Dès le coup de sifflet scellant l’humiliation historique des Bayonnais à Toulon (82-14) lors de la 20e journée, le manager de l’Aviron a pris le temps de se livrer, sans colère ni langue de bois, avant de rejoindre ses joueurs. Le président, Francis Salagoïty a lui refusé de s’exprimer sur l'avenir.

Vincent Etcheto, le manager de l'Aviron Bayonnais, face à la presse à Jean-Dauger
Vincent Etcheto, le manager de l'Aviron Bayonnais, face à la presse à Jean-Dauger © Radio France - Thibault Vincent

Vincent Etcheto livre, sans colère, ses vérités et ses attentes après la débâcle de l'Aviron à Toulon

France Bleu Pays Basque : Quel est votre sentiment après une telle défaite ?

Vincent Etcheto : Des fois tu peux râler un peu, même si le premier essai je pense qu’il y a un petit passage à vide… mais comme il y en a eu 11 (essais) derrière je vais pas en parler. J’ai jamais tapé sur mes joueurs ni sur mon staff. On dit que j’attire les micros, la presse, je râle après les arbitres, je bataille… parce que je veux protéger. Je veux protéger mon staff, mon groupe.

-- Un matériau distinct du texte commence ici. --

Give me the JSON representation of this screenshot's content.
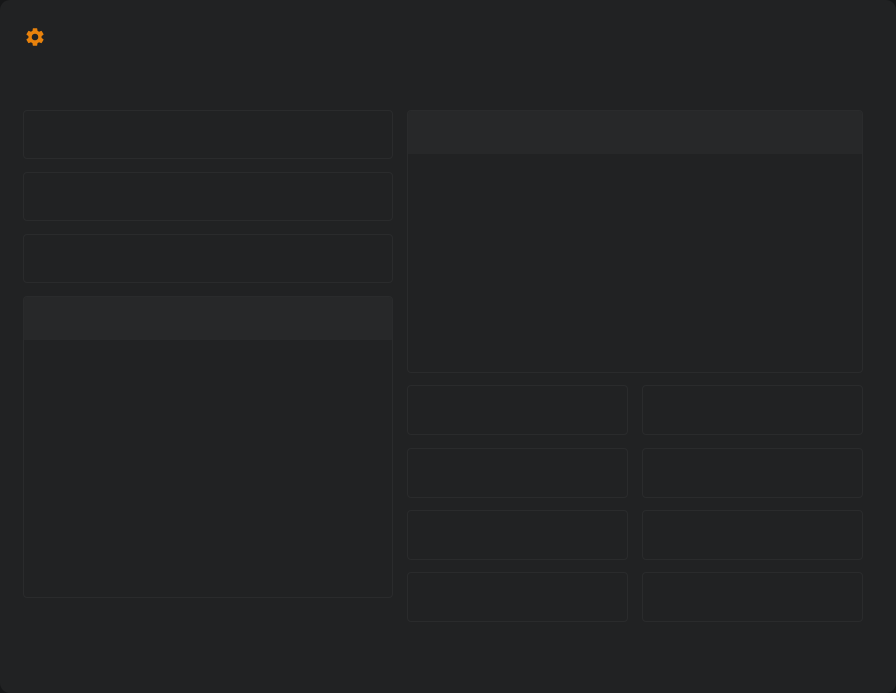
{
  "app": {
    "accent_color": "#e8820c",
    "background_color": "#212223"
  },
  "toolbar": {
    "settings_icon": "gear-icon"
  },
  "left_column": {
    "cards": [
      {
        "label": ""
      },
      {
        "label": ""
      },
      {
        "label": ""
      }
    ],
    "panel": {
      "title": "",
      "body": ""
    }
  },
  "right_column": {
    "panel": {
      "title": "",
      "body": ""
    },
    "grid_cards": [
      {
        "label": ""
      },
      {
        "label": ""
      },
      {
        "label": ""
      },
      {
        "label": ""
      },
      {
        "label": ""
      },
      {
        "label": ""
      },
      {
        "label": ""
      },
      {
        "label": ""
      }
    ]
  }
}
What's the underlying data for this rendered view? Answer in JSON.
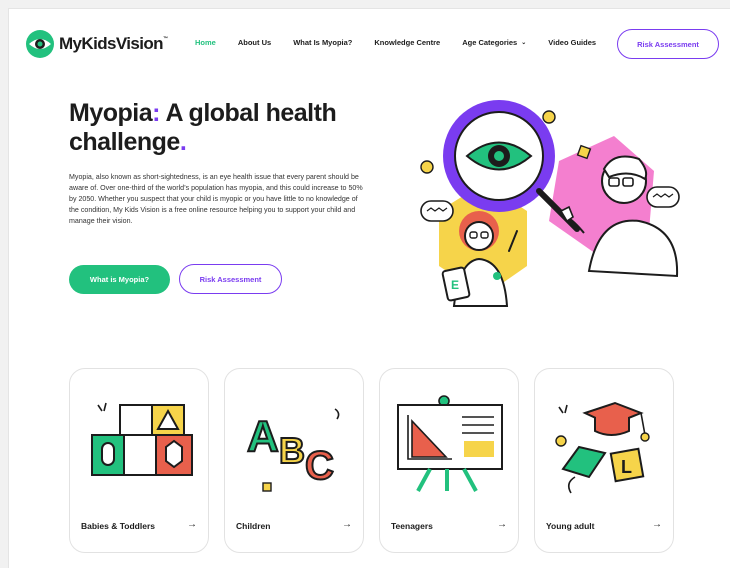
{
  "brand": {
    "name": "MyKidsVision",
    "trademark": "™"
  },
  "nav": {
    "items": [
      {
        "label": "Home",
        "active": true
      },
      {
        "label": "About Us"
      },
      {
        "label": "What Is Myopia?"
      },
      {
        "label": "Knowledge Centre"
      },
      {
        "label": "Age Categories",
        "dropdown": true
      },
      {
        "label": "Video Guides"
      }
    ],
    "chevron": "⌄",
    "cta_label": "Risk Assessment"
  },
  "hero": {
    "title_part1": "Myopia",
    "title_colon": ":",
    "title_part2": " A global health challenge",
    "title_dot": ".",
    "body": "Myopia, also known as short-sightedness, is an eye health issue that every parent should be aware of. Over one-third of the world’s population has myopia, and this could increase to 50% by 2050. Whether you suspect that your child is myopic or you have little to no knowledge of the condition, My Kids Vision is a free online resource helping you to support your child and manage their vision.",
    "primary_button": "What is Myopia?",
    "secondary_button": "Risk Assessment"
  },
  "cards": [
    {
      "label": "Babies & Toddlers",
      "arrow": "→",
      "icon": "blocks-icon"
    },
    {
      "label": "Children",
      "arrow": "→",
      "icon": "abc-letters-icon"
    },
    {
      "label": "Teenagers",
      "arrow": "→",
      "icon": "whiteboard-icon"
    },
    {
      "label": "Young adult",
      "arrow": "→",
      "icon": "graduation-cap-icon"
    }
  ],
  "colors": {
    "brand_green": "#22c17e",
    "accent_purple": "#7a3cf0",
    "yellow": "#f6d44a",
    "pink": "#f47fcf",
    "red": "#e8604c"
  }
}
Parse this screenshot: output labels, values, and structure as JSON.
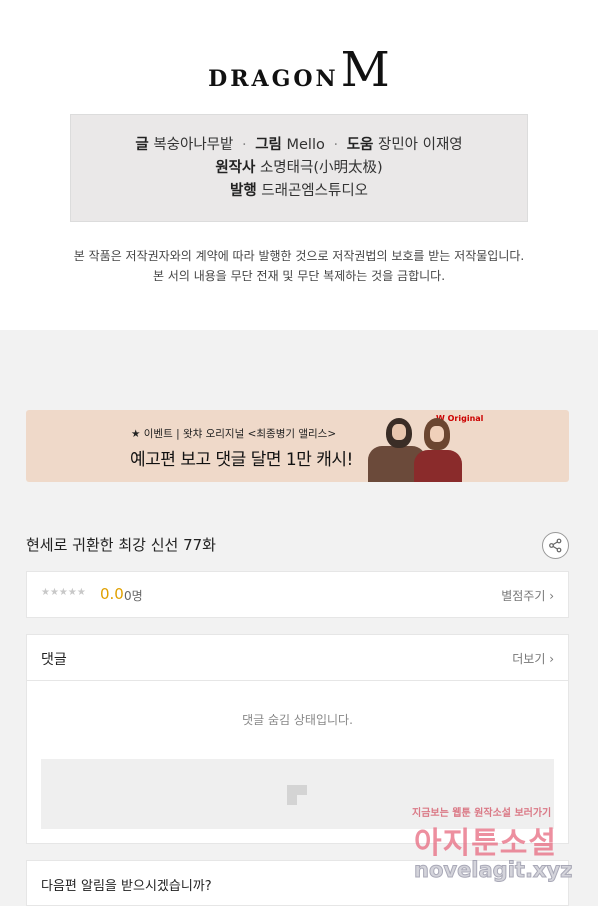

Mais aujourd’hui on est battus sur la défense, on est battus sur la conquête, on est broyés en mêlée… ridicules sur la touche ! On est battus.

Battus et abattus ?

Abattus non, parce que la semaine dernière (contre Pau, ndlr) on était correct en mêlée et on a été très bons sur la touche. Mais aujourd’hui il y a ce constat-là, il y a qu’on a pas de constance.

"Je veux bien tout prendre sur la gueule"

Le staff est remis en question, et je suis dedans, les joueurs sont remis en question, parce qu’ils sont bons la semaine dernière, mais cette constance on doit la chercher, et pour cela on doit trouver ce qui ne va pas, dans le staff.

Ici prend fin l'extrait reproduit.